Senate Advances GUARD Act to Ban AI Companions for Minors
The Senate Judiciary Committee unanimously advanced the GUARD Act to ban AI companion chatbots for minors, while Senator Ted Cruz proposed a rival parental-control bill.
The Senate Judiciary Committee voted 22-0 on April 30, 2026, to advance the Guidelines for User Age-verification and Responsible Dialogue (GUARD) Act. Sponsored by Josh Hawley and Mark Warner, the legislation would ban AI companion chatbots for minors and require providers to verify ages through government identification. It criminalizes chatbots that encourage minors to engage in suicide or sexually explicit behavior and imposes $100,000 penalties for bots promoting physical violence. Chatbots under this law must disclose their non-human status every 30 minutes and are prohibited from claiming to be licensed professionals.
In a competing approach, Senate Commerce Chair Ted Cruz introduced the Children’s Health, Advancement, Trust, Boundaries, and Oversight in Technology (CHATBOT) Act on April 29. Rather than requiring age verification, Cruz's bill focuses on parental empowerment through mandatory family accounts for children under 13 and optional accounts for teens. This framework grants parents control over privacy settings, time limits, and conversation records while prohibiting the use of minors' data for targeted advertising.
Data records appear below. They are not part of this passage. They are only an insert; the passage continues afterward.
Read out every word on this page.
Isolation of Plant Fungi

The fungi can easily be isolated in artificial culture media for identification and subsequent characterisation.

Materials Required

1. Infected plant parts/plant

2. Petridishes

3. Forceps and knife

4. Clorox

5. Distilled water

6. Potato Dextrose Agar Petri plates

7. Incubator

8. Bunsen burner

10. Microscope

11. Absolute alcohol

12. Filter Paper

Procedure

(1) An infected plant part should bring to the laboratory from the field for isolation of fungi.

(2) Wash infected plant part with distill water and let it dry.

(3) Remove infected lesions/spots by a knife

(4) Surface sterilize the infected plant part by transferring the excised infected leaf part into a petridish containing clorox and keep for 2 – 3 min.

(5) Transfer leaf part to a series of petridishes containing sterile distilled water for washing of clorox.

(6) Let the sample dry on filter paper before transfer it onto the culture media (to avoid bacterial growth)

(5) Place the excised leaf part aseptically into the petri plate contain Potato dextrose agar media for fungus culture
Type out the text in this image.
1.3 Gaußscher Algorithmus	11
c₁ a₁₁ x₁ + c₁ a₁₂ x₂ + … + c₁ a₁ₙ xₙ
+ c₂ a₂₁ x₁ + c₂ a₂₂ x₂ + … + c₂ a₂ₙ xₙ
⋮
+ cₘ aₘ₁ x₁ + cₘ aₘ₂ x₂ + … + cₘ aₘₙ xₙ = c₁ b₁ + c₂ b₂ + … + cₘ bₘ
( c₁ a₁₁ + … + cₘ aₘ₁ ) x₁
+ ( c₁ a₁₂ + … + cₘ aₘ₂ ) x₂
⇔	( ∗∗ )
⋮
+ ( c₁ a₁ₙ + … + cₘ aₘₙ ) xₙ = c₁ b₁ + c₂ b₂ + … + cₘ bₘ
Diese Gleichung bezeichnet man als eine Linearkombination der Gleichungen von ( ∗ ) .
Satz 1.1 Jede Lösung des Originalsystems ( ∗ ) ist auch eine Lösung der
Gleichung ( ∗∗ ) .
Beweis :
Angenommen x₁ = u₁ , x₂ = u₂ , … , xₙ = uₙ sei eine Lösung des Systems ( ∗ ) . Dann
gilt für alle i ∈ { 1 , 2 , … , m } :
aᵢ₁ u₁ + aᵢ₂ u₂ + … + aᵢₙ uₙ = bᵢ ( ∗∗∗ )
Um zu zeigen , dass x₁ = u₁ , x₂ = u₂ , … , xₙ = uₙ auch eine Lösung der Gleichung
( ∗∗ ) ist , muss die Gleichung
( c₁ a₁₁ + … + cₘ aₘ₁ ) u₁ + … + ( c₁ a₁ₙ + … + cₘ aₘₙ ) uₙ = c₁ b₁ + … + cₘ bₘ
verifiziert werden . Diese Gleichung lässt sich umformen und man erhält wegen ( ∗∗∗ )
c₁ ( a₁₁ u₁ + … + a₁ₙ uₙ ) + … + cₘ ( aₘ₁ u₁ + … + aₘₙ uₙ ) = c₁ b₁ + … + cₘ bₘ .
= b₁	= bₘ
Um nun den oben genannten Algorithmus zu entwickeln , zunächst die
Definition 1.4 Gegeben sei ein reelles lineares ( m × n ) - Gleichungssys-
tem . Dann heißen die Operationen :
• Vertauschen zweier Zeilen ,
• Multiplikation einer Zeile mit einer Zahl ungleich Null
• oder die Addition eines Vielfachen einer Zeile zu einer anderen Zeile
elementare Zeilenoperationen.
Both bills face opposition from the industry group NetChoice, which argues that the measures violate First Amendment rights and create security risks by requiring sensitive identification. Additionally, House ranking member Frank Pallone Jr. warned that the parental control mechanisms in the CHATBOT Act could endanger children in abusive households by granting parents complete access to their teens' online activities.